In yet another move against Monsanto, legislation was introduced on January 15th in Rhode Island which calls for the labeling of any foods created using genetically engineered ingredients. The bill would effectively place a label
on any food containing GMOs, stating “produced with genetic engineering,” and would specify what the term ‘genetically engineered product’ means.
Passing of the bill would be a victory in the battle for our food supply, though it doesn’t quite cover all the grounds yet. Under Hull’s proposed legislation, the following would reportedly not be required to be labeled:
Food provided in any restaurant
Farm products sold by a farmer
Food-derived from a non-genetically modified animal fed or injected with engineered foods or drugs
Rep. Dennis Canario also introduced legislation on genetically modified organisms. Rep. Raymond Hull said he would “probably join forces” with Canario and his bill, though he added that only his own bill addresses concerns such as liquor companies’ use of genetically modified corn in producing alcohol – which would be revisited after the bill is passed.
Could Rhode Island’s bill be the catalyst for the live action of other GMO bills proposed around the country?
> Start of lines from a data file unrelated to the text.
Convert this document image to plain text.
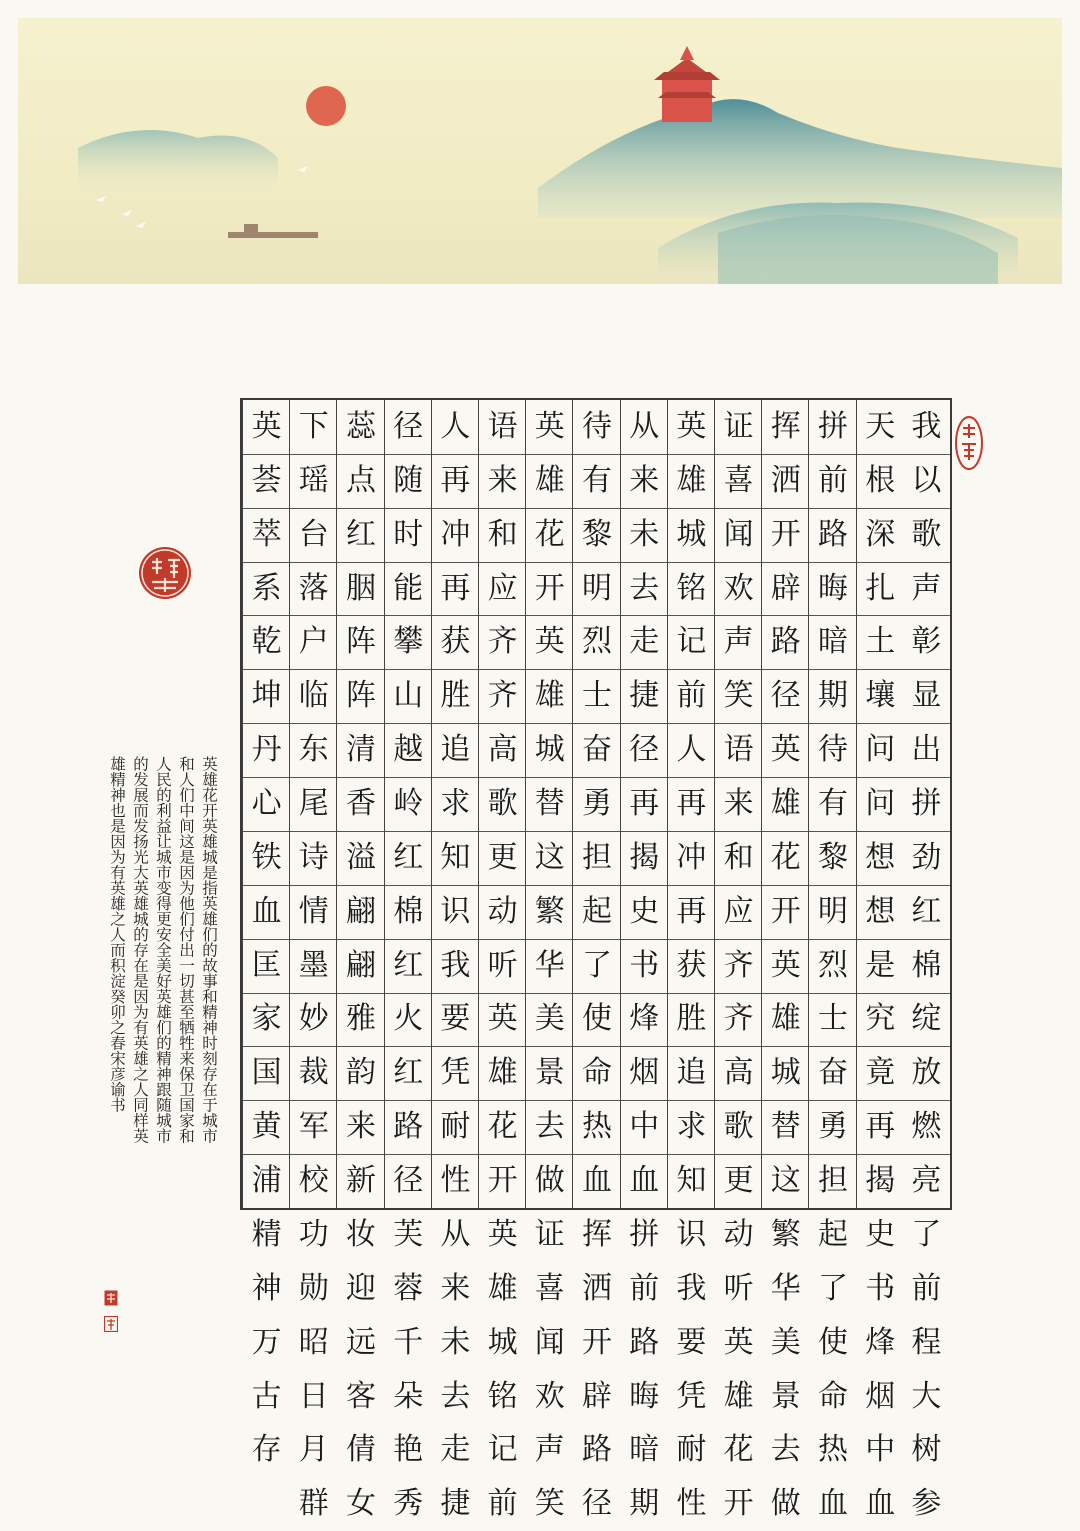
我
以
歌
声
彰
显
出
拼
劲
红
棉
绽
放
燃
亮
了
前
程
大
树
参
天
根
深
扎
土
壤
问
问
想
想
是
究
竟
再
揭
史
书
烽
烟
中
血
拼
前
路
晦
暗
期
待
有
黎
明
烈
士
奋
勇
担
起
了
使
命
热
血
挥
洒
开
辟
路
径
英
雄
花
开
英
雄
城
替
这
繁
华
美
景
去
做
证
喜
闻
欢
声
笑
语
来
和
应
齐
齐
高
歌
更
动
听
英
雄
花
开
英
雄
城
铭
记
前
人
再
冲
再
获
胜
追
求
知
识
我
要
凭
耐
性
从
来
未
去
走
捷
径
再
揭
史
书
烽
烟
中
血
拼
前
路
晦
暗
期
待
有
黎
明
烈
士
奋
勇
担
起
了
使
命
热
血
挥
洒
开
辟
路
径
英
雄
花
开
英
雄
城
替
这
繁
华
美
景
去
做
证
喜
闻
欢
声
笑
语
来
和
应
齐
齐
高
歌
更
动
听
英
雄
花
开
英
雄
城
铭
记
前
人
再
冲
再
获
胜
追
求
知
识
我
要
凭
耐
性
从
来
未
去
走
捷
径
随
时
能
攀
山
越
岭
红
棉
红
火
红
路
径
芙
蓉
千
朵
艳
秀
蕊
点
红
胭
阵
阵
清
香
溢
翩
翩
雅
韵
来
新
妆
迎
远
客
倩
女
下
瑶
台
落
户
临
东
尾
诗
情
墨
妙
裁
军
校
功
勋
昭
日
月
群
英
荟
萃
系
乾
坤
丹
心
铁
血
匡
家
国
黄
浦
精
神
万
古
存
英雄花开英雄城是指英雄们的故事和精神时刻存在于城市
和人们中间这是因为他们付出一切甚至牺牲来保卫国家和
人民的利益让城市变得更安全美好英雄们的精神跟随城市
的发展而发扬光大英雄城的存在是因为有英雄之人同样英
雄精神也是因为有英雄之人而积淀癸卯之春宋彦谕书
Similar bills have been passed in states such as Maine and Connecticut, but nee to be ‘triggered.’ In other words, they will not take effect until comparable legislation is passed in other states.
For the bills to take effect, other states need to pass their own GMO labeling initiatives. Maine, for example, requires 5 nearby states to pass similar legislation, and Connecticut requires GMO bills to be passed in more Northeastern states that make up a combined population of 20 million.
As the bill heads to the state legislature’s Commerce Committee, it’s clear in virtually all polls that over 97% of the United States population wants to know what they’re eating — and Minnesota is no different.
While Monsanto and other biotech companies continue to tout the safety of GMOs, countless other scientists (even those who were formerly pro-GMO) have voiced very real concerns. Along with 800 other scientists voicing concerns of potential GMO dangers, the head of the Council for Responsible Genetics for more than 30 years and a former fan of GMOs is now not so sure how safe they truly are. He says that one negative finding regarding risks of GMOs weighs ten times more than any positive study since most of the studies ‘proving GMO safety’ are funded by the industry, and often turn out to be false.
Though not anti-GMO, he believes that the industry has been negligent in telling the truths regarding these relatively recent creations.